The researchers worked with adult males of the 56th-58th generations of grey rats. Tame and aggressive animals were treated (injection in peritoneum) with a male sheep's erythrocytes, which contain proteins-antigens. Cells of the rat spleen produced antibodies. It was revealed that the number of cells producing antibodies is 20 times greater in aggressive animals than in tame ones. Moreover, each cell of a tame rat produces fewer antibodies. As a result, the immune response of tame rats is very weak. Following the first attack of a foreign protein-antigen, the body acquires immunological memory, which provides for a more intensive formation of antibodies in case of another attack of the same antigen. This phenomenon is called the secondary immune response. The number of cells having the immunological memory in tame rats is lowered too. Hence, their secondary immune response is several times weaker than that in aggressive animals.

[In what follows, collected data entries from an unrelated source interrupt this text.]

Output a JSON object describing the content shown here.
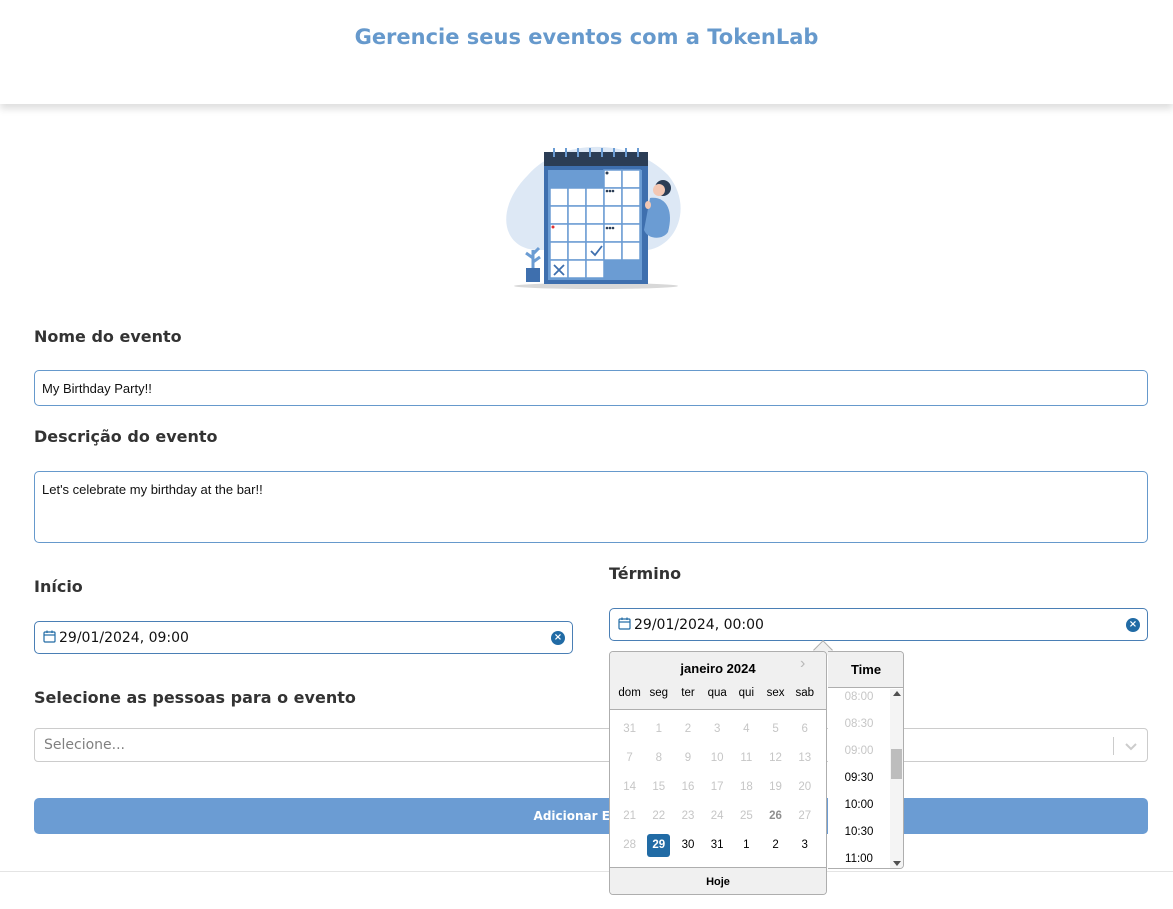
{
  "header": {
    "title": "Gerencie seus eventos com a TokenLab"
  },
  "form": {
    "name_label": "Nome do evento",
    "name_value": "My Birthday Party!!",
    "description_label": "Descrição do evento",
    "description_value": "Let's celebrate my birthday at the bar!!",
    "start_label": "Início",
    "start_value": "29/01/2024, 09:00",
    "end_label": "Término",
    "end_value": "29/01/2024, 00:00",
    "people_label": "Selecione as pessoas para o evento",
    "people_placeholder": "Selecione...",
    "submit_label": "Adicionar Evento",
    "clear_glyph": "×"
  },
  "datepicker": {
    "month_label": "janeiro 2024",
    "next_glyph": "›",
    "weekdays": [
      "dom",
      "seg",
      "ter",
      "qua",
      "qui",
      "sex",
      "sab"
    ],
    "weeks": [
      [
        "31",
        "1",
        "2",
        "3",
        "4",
        "5",
        "6"
      ],
      [
        "7",
        "8",
        "9",
        "10",
        "11",
        "12",
        "13"
      ],
      [
        "14",
        "15",
        "16",
        "17",
        "18",
        "19",
        "20"
      ],
      [
        "21",
        "22",
        "23",
        "24",
        "25",
        "26",
        "27"
      ],
      [
        "28",
        "29",
        "30",
        "31",
        "1",
        "2",
        "3"
      ]
    ],
    "selected_day": "29",
    "today_button": "Hoje",
    "time_title": "Time",
    "times": [
      "08:00",
      "08:30",
      "09:00",
      "09:30",
      "10:00",
      "10:30",
      "11:00"
    ],
    "disabled_times": 3
  },
  "colors": {
    "accent": "#6699cc",
    "primary_dark": "#216ba5",
    "submit": "#6b9cd3"
  }
}
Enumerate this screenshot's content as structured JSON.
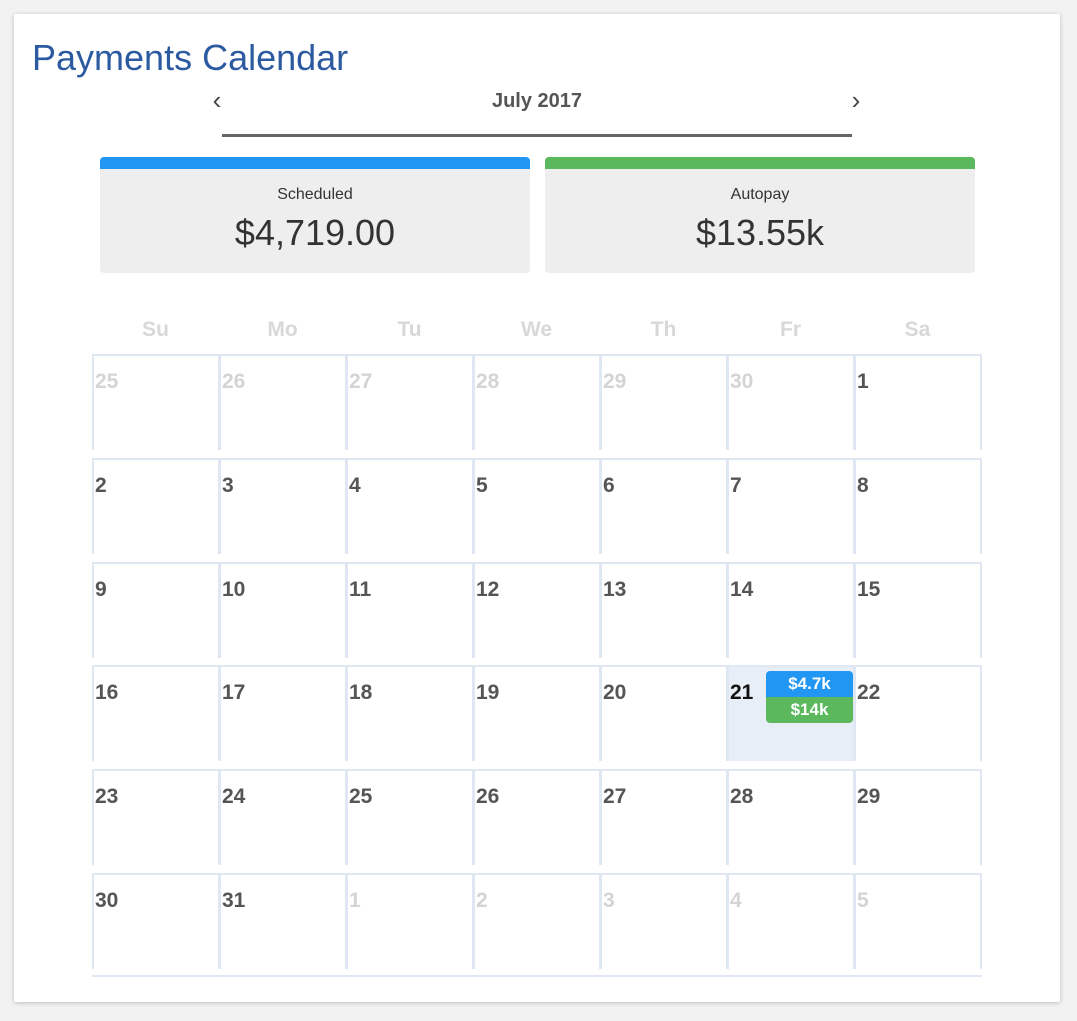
{
  "title": "Payments Calendar",
  "nav": {
    "month_label": "July 2017",
    "prev_icon": "‹",
    "next_icon": "›"
  },
  "colors": {
    "scheduled": "#2196f3",
    "autopay": "#5cb85c"
  },
  "summary": {
    "scheduled": {
      "label": "Scheduled",
      "amount": "$4,719.00"
    },
    "autopay": {
      "label": "Autopay",
      "amount": "$13.55k"
    }
  },
  "weekdays": [
    "Su",
    "Mo",
    "Tu",
    "We",
    "Th",
    "Fr",
    "Sa"
  ],
  "weeks": [
    [
      {
        "day": "25",
        "muted": true
      },
      {
        "day": "26",
        "muted": true
      },
      {
        "day": "27",
        "muted": true
      },
      {
        "day": "28",
        "muted": true
      },
      {
        "day": "29",
        "muted": true
      },
      {
        "day": "30",
        "muted": true
      },
      {
        "day": "1"
      }
    ],
    [
      {
        "day": "2"
      },
      {
        "day": "3"
      },
      {
        "day": "4"
      },
      {
        "day": "5"
      },
      {
        "day": "6"
      },
      {
        "day": "7"
      },
      {
        "day": "8"
      }
    ],
    [
      {
        "day": "9"
      },
      {
        "day": "10"
      },
      {
        "day": "11"
      },
      {
        "day": "12"
      },
      {
        "day": "13"
      },
      {
        "day": "14"
      },
      {
        "day": "15"
      }
    ],
    [
      {
        "day": "16"
      },
      {
        "day": "17"
      },
      {
        "day": "18"
      },
      {
        "day": "19"
      },
      {
        "day": "20"
      },
      {
        "day": "21",
        "today": true
      },
      {
        "day": "22"
      }
    ],
    [
      {
        "day": "23"
      },
      {
        "day": "24"
      },
      {
        "day": "25"
      },
      {
        "day": "26"
      },
      {
        "day": "27"
      },
      {
        "day": "28"
      },
      {
        "day": "29"
      }
    ],
    [
      {
        "day": "30"
      },
      {
        "day": "31"
      },
      {
        "day": "1",
        "muted": true
      },
      {
        "day": "2",
        "muted": true
      },
      {
        "day": "3",
        "muted": true
      },
      {
        "day": "4",
        "muted": true
      },
      {
        "day": "5",
        "muted": true
      }
    ]
  ],
  "events": {
    "scheduled_label": "$4.7k",
    "autopay_label": "$14k"
  }
}
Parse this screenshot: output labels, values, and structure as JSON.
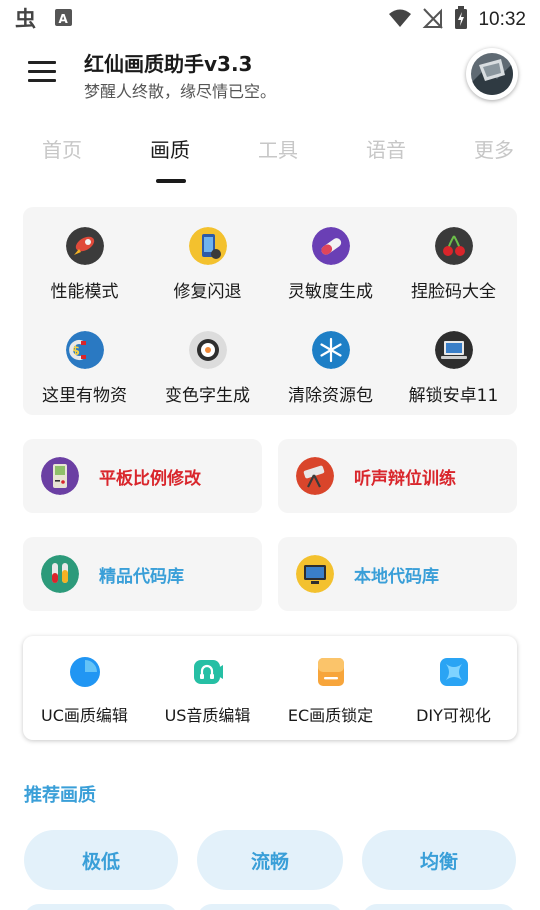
{
  "status_bar": {
    "time": "10:32",
    "left_icons": [
      "bug-icon",
      "a-badge-icon"
    ],
    "right_icons": [
      "wifi-icon",
      "no-signal-icon",
      "battery-charging-icon"
    ]
  },
  "header": {
    "title": "红仙画质助手v3.3",
    "subtitle": "梦醒人终散，缘尽情已空。"
  },
  "tabs": [
    {
      "label": "首页",
      "active": false
    },
    {
      "label": "画质",
      "active": true
    },
    {
      "label": "工具",
      "active": false
    },
    {
      "label": "语音",
      "active": false
    },
    {
      "label": "更多",
      "active": false
    }
  ],
  "grid": [
    {
      "label": "性能模式",
      "icon": "rocket-icon"
    },
    {
      "label": "修复闪退",
      "icon": "phone-repair-icon"
    },
    {
      "label": "灵敏度生成",
      "icon": "capsule-icon"
    },
    {
      "label": "捏脸码大全",
      "icon": "cherry-icon"
    },
    {
      "label": "这里有物资",
      "icon": "money-magnet-icon"
    },
    {
      "label": "变色字生成",
      "icon": "sushi-icon"
    },
    {
      "label": "清除资源包",
      "icon": "snowflake-icon"
    },
    {
      "label": "解锁安卓11",
      "icon": "laptop-icon"
    }
  ],
  "features": [
    {
      "label": "平板比例修改",
      "color": "#d9262c",
      "icon": "gameboy-icon"
    },
    {
      "label": "听声辩位训练",
      "color": "#d9262c",
      "icon": "telescope-icon"
    },
    {
      "label": "精品代码库",
      "color": "#3a9fd8",
      "icon": "test-tubes-icon"
    },
    {
      "label": "本地代码库",
      "color": "#3a9fd8",
      "icon": "monitor-icon"
    }
  ],
  "editors": [
    {
      "label": "UC画质编辑",
      "icon": "leaf-circle-icon",
      "color": "#2196f3"
    },
    {
      "label": "US音质编辑",
      "icon": "headphone-icon",
      "color": "#26bfa4"
    },
    {
      "label": "EC画质锁定",
      "icon": "document-icon",
      "color": "#f7a53b"
    },
    {
      "label": "DIY可视化",
      "icon": "puzzle-icon",
      "color": "#2aa4f4"
    }
  ],
  "recommend": {
    "title": "推荐画质",
    "options": [
      "极低",
      "流畅",
      "均衡"
    ]
  }
}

Thus, several decades of domestications have caused changes not only in behaviour, but also in the immune status. The researches have concluded that domestication of wild rats through selecting non-aggressive individuals causes degradation of functional activity of the whole immune system, which primarily depends on functions of hyphophysis and adrenal glands. Several thousand years ago, wild predecessors of practically all domestic animals came through a similar selection. Apparently, their immune system is weakened too, and they are more susceptible to infections in comparison with wild forebears. Life conditions in captivity (dense flock, unnatural habitat, artificial food, continuous stress, etc.) only favour epidemic outbreaks of diseases that are usually lethal for poor weakened animals.